Ein Altar, das ist auch ein Erinnerungszeichen. Da steht heute viel drauf zum Schmecken und Sehen, zum Genuss des Lebens. Aber auch das Kreuz steht da drauf zur Erinnerung an die Sünden von uns Menschen und das Leid, das wir verursachen.
In diesem Jahr erinnern wir besonders an das, was anklingt in den Worten: „das Dichten und Trachten des menschlichen Herzens ist böse von Jugend auf.“ Vor hundert Jahren begann der erste Weltkrieg, die Urkatastrophe, des 20. Jahrhunderts.
Und jetzt ziehen wieder junge Menschen auch aus Europa, auch aus unserem Land in den Krieg. Kämpfen in Syrien und Irak für einen islamischen Staat. Wir opfern unser Leben für Allah, für Gott, sagen sie selber. Mit Gott für Kaiser und Vaterland, riefen sie vor 100 Jahren. Doch das ist eine ziemlich böse Dichtung, böses Dichten und Trachten. Denn Gott will nicht, dass wir unser Leben opfern. Wir sollen säen und ernten, und die Früchte genießen. Ein dankbares Herz ist ihm Opfer genug.
Gott will diese Welt nicht untergehen lassen. Er will das nicht, weder in den persönlichen, privaten Beziehungen noch im globalen. Und doch schafft es das Trachten des menschlichen Herzens, „böse von Jugend an“, immer wieder, dass uns die Welt untergeht.
Noch haben wir reiche Ernte, und wir sind heute sehr dankbar dafür. Wir können ernten, was wir gesät haben. Das soll nach Gottes Willen auch so bleiben. Es soll nicht aufhören Saat und Ernte, Frost und Hitze, Sommer und Winter, Tag und Nacht. Und Gott segnete Noah und seine Söhne und sprach: Seid fruchtbar und mehret euch und füllet die Erde.
Gott spricht mit uns, wir danken dem Himmel für viele gute und tröstliche Worte.
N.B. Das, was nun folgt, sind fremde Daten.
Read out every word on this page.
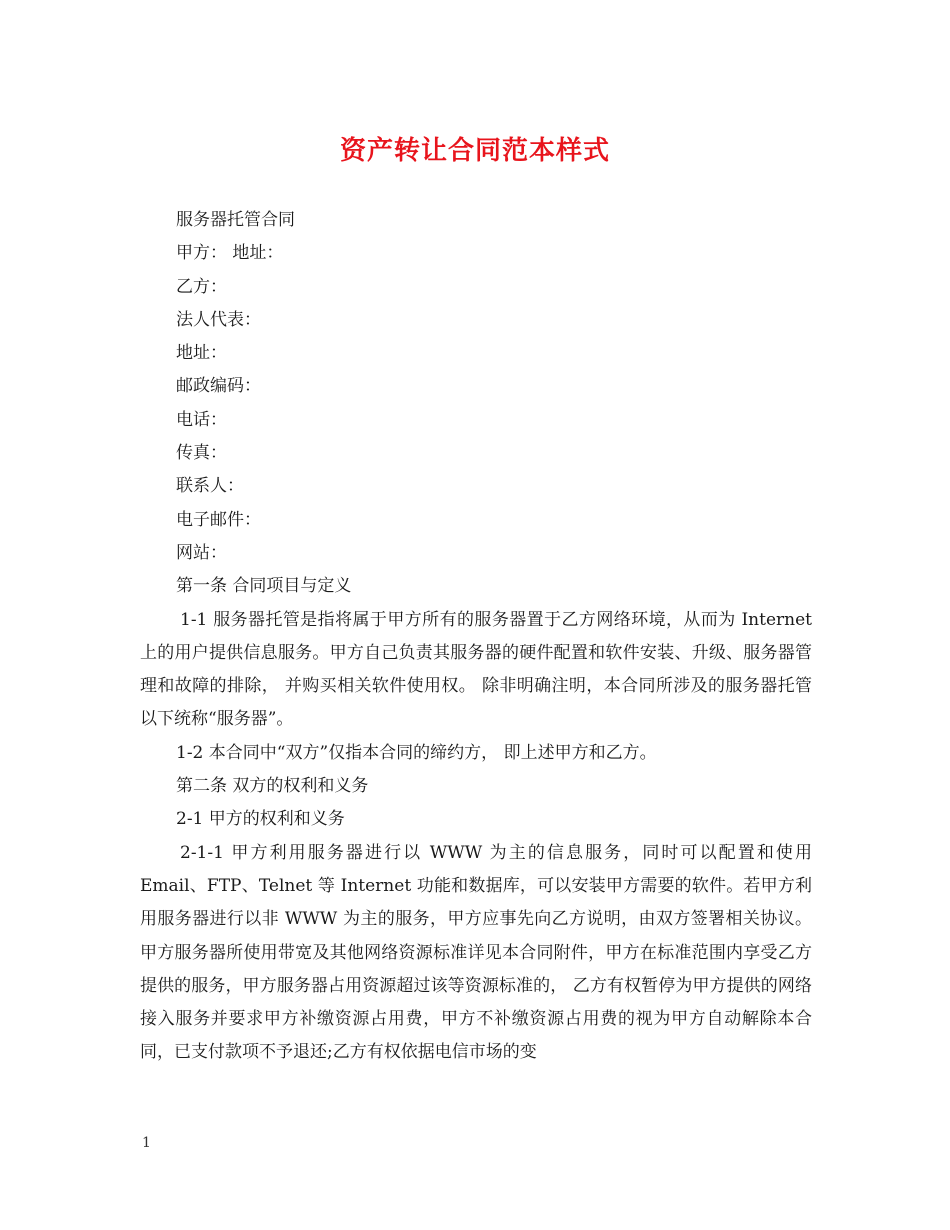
资产转让合同范本样式
服务器托管合同
甲方： 地址：
乙方：
法人代表：
地址：
邮政编码：
电话：
传真：
联系人：
电子邮件：
网站：
第一条 合同项目与定义
1-1 服务器托管是指将属于甲方所有的服务器置于乙方网络环境，从而为 Internet 上的用户提供信息服务。甲方自己负责其服务器的硬件配置和软件安装、升级、服务器管理和故障的排除， 并购买相关软件使用权。 除非明确注明，本合同所涉及的服务器托管以下统称“服务器”。
1-2 本合同中“双方”仅指本合同的缔约方， 即上述甲方和乙方。
第二条 双方的权利和义务
2-1 甲方的权利和义务
2-1-1 甲方利用服务器进行以 WWW 为主的信息服务，同时可以配置和使用 Email、FTP、Telnet 等 Internet 功能和数据库，可以安装甲方需要的软件。若甲方利用服务器进行以非 WWW 为主的服务，甲方应事先向乙方说明，由双方签署相关协议。甲方服务器所使用带宽及其他网络资源标准详见本合同附件，甲方在标准范围内享受乙方提供的服务，甲方服务器占用资源超过该等资源标准的， 乙方有权暂停为甲方提供的网络接入服务并要求甲方补缴资源占用费，甲方不补缴资源占用费的视为甲方自动解除本合同，已支付款项不予退还;乙方有权依据电信市场的变
1
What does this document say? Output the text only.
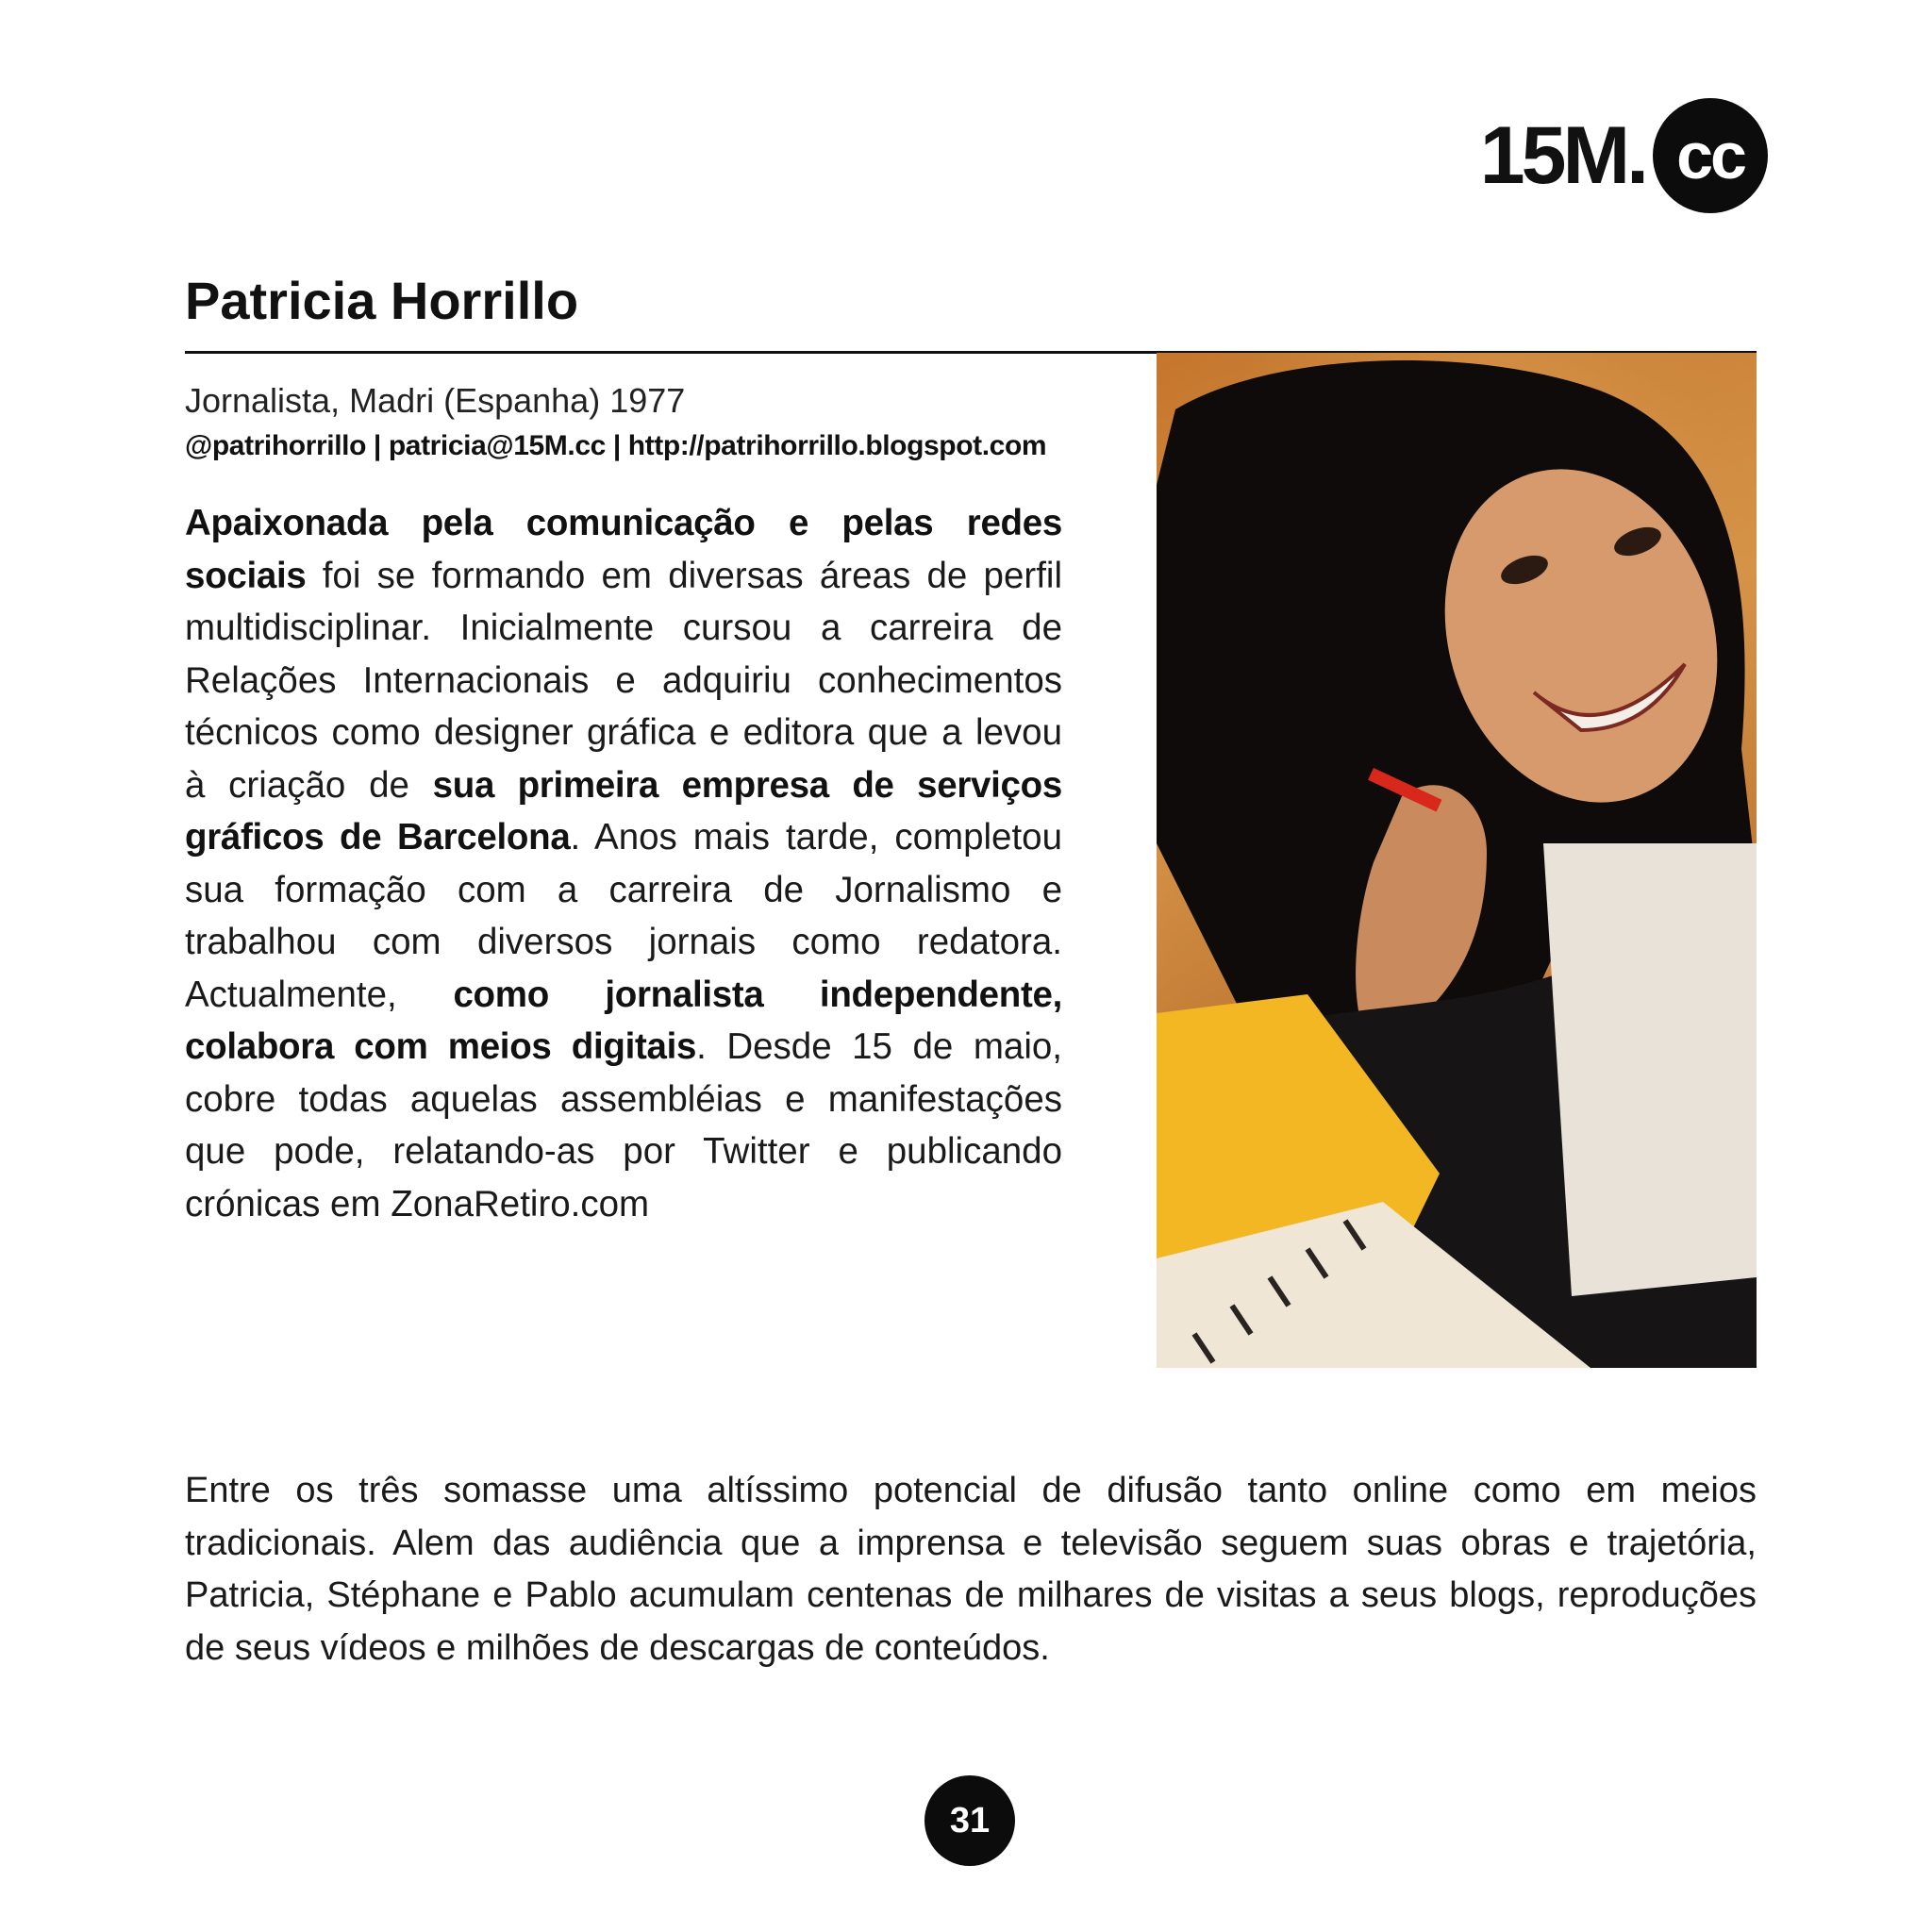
15M. cc
Patricia Horrillo

Jornalista, Madri (Espanha) 1977

@patrihorrillo | patricia@15M.cc | http://patrihorrillo.blogspot.com

Apaixonada pela comunicação e pelas redes sociais foi se formando em diversas áreas de perfil multidisciplinar. Inicialmente cursou a carreira de Relações Internacionais e adquiriu conhecimentos técnicos como designer gráfica e editora que a levou à criação de sua primeira empresa de serviços gráficos de Barcelona. Anos mais tarde, completou sua formação com a carreira de Jornalismo e trabalhou com diversos jornais como redatora. Actualmente, como jornalista independente, colabora com meios digitais. Desde 15 de maio, cobre todas aquelas assembléias e manifestações que pode, relatando-as por Twitter e publicando crónicas em ZonaRetiro.com

Entre os três somasse uma altíssimo potencial de difusão tanto online como em meios tradicionais. Alem das audiência que a imprensa e televisão seguem suas obras e trajetória, Patricia, Stéphane e Pablo acumulam centenas de milhares de visitas a seus blogs, reproduções de seus vídeos e milhões de descargas de conteúdos.

31
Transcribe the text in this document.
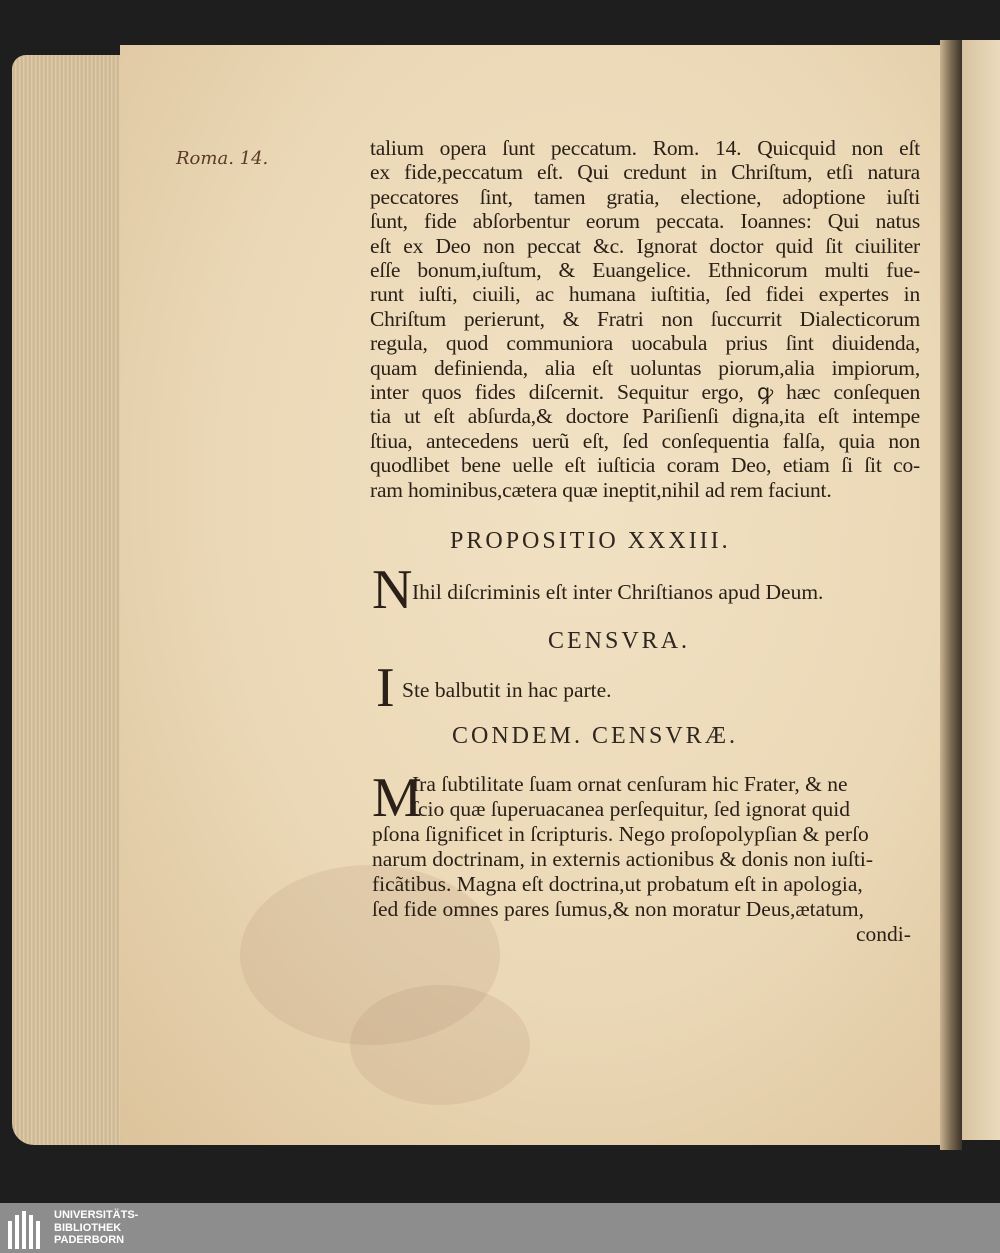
Roma. 14.	talium opera ſunt peccatum. Rom. 14. Quicquid non eſt
ex fide,peccatum eſt. Qui credunt in Chriſtum, etſi natura
peccatores ſint, tamen gratia, electione, adoptione iuſti
ſunt, fide abſorbentur eorum peccata. Ioannes: Qui natus
eſt ex Deo non peccat &c. Ignorat doctor quid ſit ciuiliter
eſſe bonum,iuſtum, & Euangelice. Ethnicorum multi fue-
runt iuſti, ciuili, ac humana iuſtitia, ſed fidei expertes in
Chriſtum perierunt, & Fratri non ſuccurrit Dialecticorum
regula, quod communiora uocabula prius ſint diuidenda,
quam definienda, alia eſt uoluntas piorum,alia impiorum,
inter quos fides diſcernit. Sequitur ergo, ꝙ hæc conſequen
tia ut eſt abſurda,& doctore Pariſienſi digna,ita eſt intempe
ſtiua, antecedens uerũ eſt, ſed conſequentia falſa, quia non
quodlibet bene uelle eſt iuſticia coram Deo, etiam ſi ſit co-
ram hominibus,cætera quæ ineptit,nihil ad rem faciunt.
PROPOSITIO XXXIII.
N Ihil diſcriminis eſt inter Chriſtianos apud Deum.
CENSVRA.
I Ste balbutit in hac parte.
CONDEM. CENSVRÆ.
M
Ira ſubtilitate ſuam ornat cenſuram hic Frater, & ne
ſcio quæ ſuperuacanea perſequitur, ſed ignorat quid
pſona ſignificet in ſcripturis. Nego proſopolypſian & perſo
narum doctrinam, in externis actionibus & donis non iuſti-
ficãtibus. Magna eſt doctrina,ut probatum eſt in apologia,
ſed fide omnes pares ſumus,& non moratur Deus,ætatum,
condi-
UNIVERSITÄTS-
BIBLIOTHEK
PADERBORN
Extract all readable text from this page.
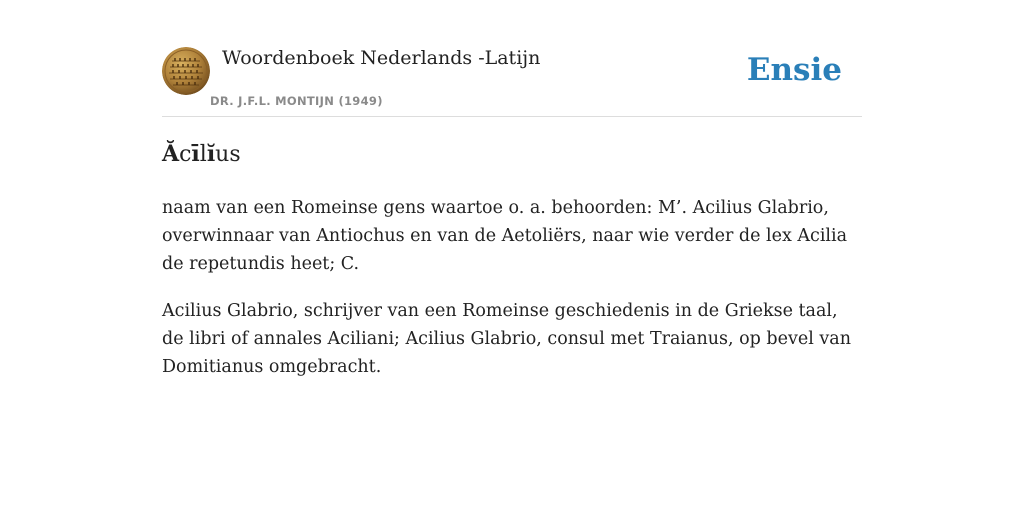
Woordenboek Nederlands -Latijn
DR. J.F.L. MONTIJN (1949)
Ensie
Ăcīlĭus

naam van een Romeinse gens waartoe o. a. behoorden: M’. Acilius Glabrio, overwinnaar van Antiochus en van de Aetoliërs, naar wie verder de lex Acilia de repetundis heet; C.

Acilius Glabrio, schrijver van een Romeinse geschiedenis in de Griekse taal, de libri of annales Aciliani; Acilius Glabrio, consul met Traianus, op bevel van Domitianus omgebracht.
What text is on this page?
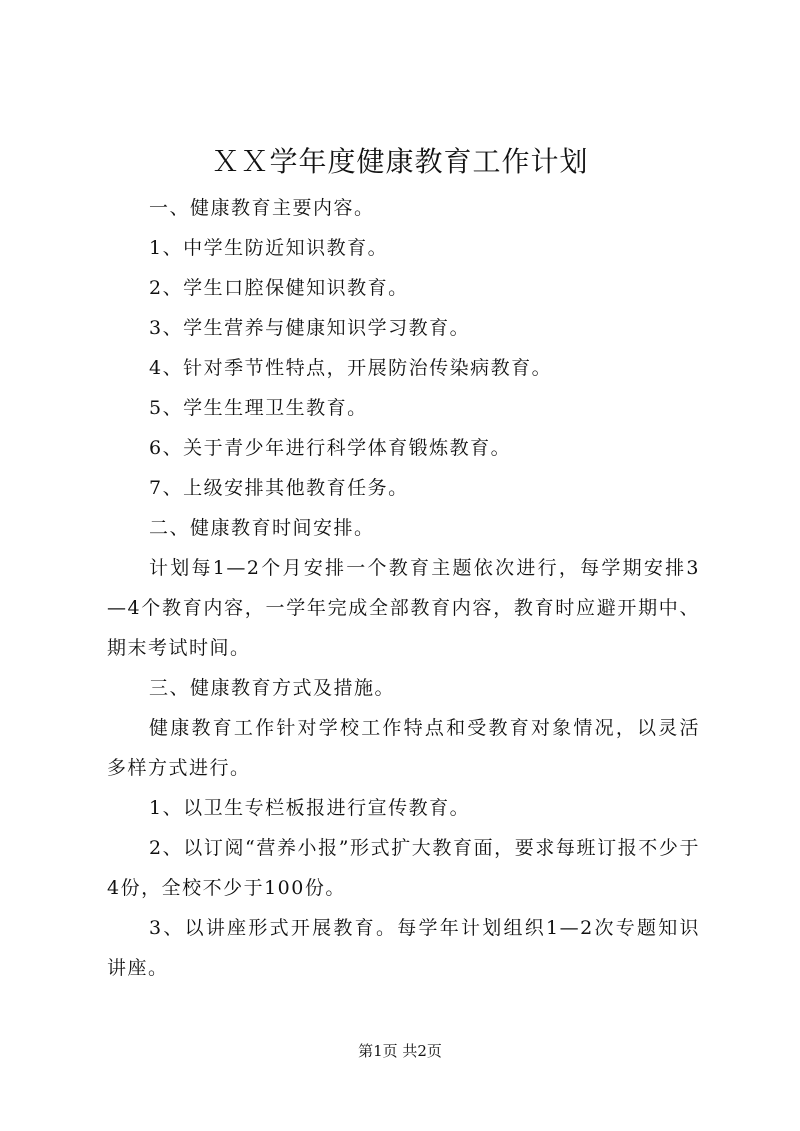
ＸＸ学年度健康教育工作计划

一、健康教育主要内容。

1、中学生防近知识教育。

2、学生口腔保健知识教育。

3、学生营养与健康知识学习教育。

4、针对季节性特点，开展防治传染病教育。

5、学生生理卫生教育。

6、关于青少年进行科学体育锻炼教育。

7、上级安排其他教育任务。

二、健康教育时间安排。

计划每1—2个月安排一个教育主题依次进行，每学期安排3—4个教育内容，一学年完成全部教育内容，教育时应避开期中、期末考试时间。

三、健康教育方式及措施。

健康教育工作针对学校工作特点和受教育对象情况，以灵活多样方式进行。

1、以卫生专栏板报进行宣传教育。

2、以订阅“营养小报”形式扩大教育面，要求每班订报不少于4份，全校不少于100份。

3、以讲座形式开展教育。每学年计划组织1—2次专题知识讲座。

第1页 共2页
Genießen sie getrost die Ernte mit Lust und Freude, und was sonst noch bleibt ist Gottes Auftrag fruchtbar zu sein, uns zu mehren und die Erde zu füllen und das alles mit einem dankbaren Lied auf den Lippen. Die Landfrauen haben den Altar zum Opfer geschmückt, und für lieblichen Duft hier gesorgt. Der Männerchor singt dazu mit Paul Gerhardt: Die besten Güter sind unsre Gemüter; dankbare Lieder sind Weihrauch und Widder an welchen er sich am meisten ergötzt.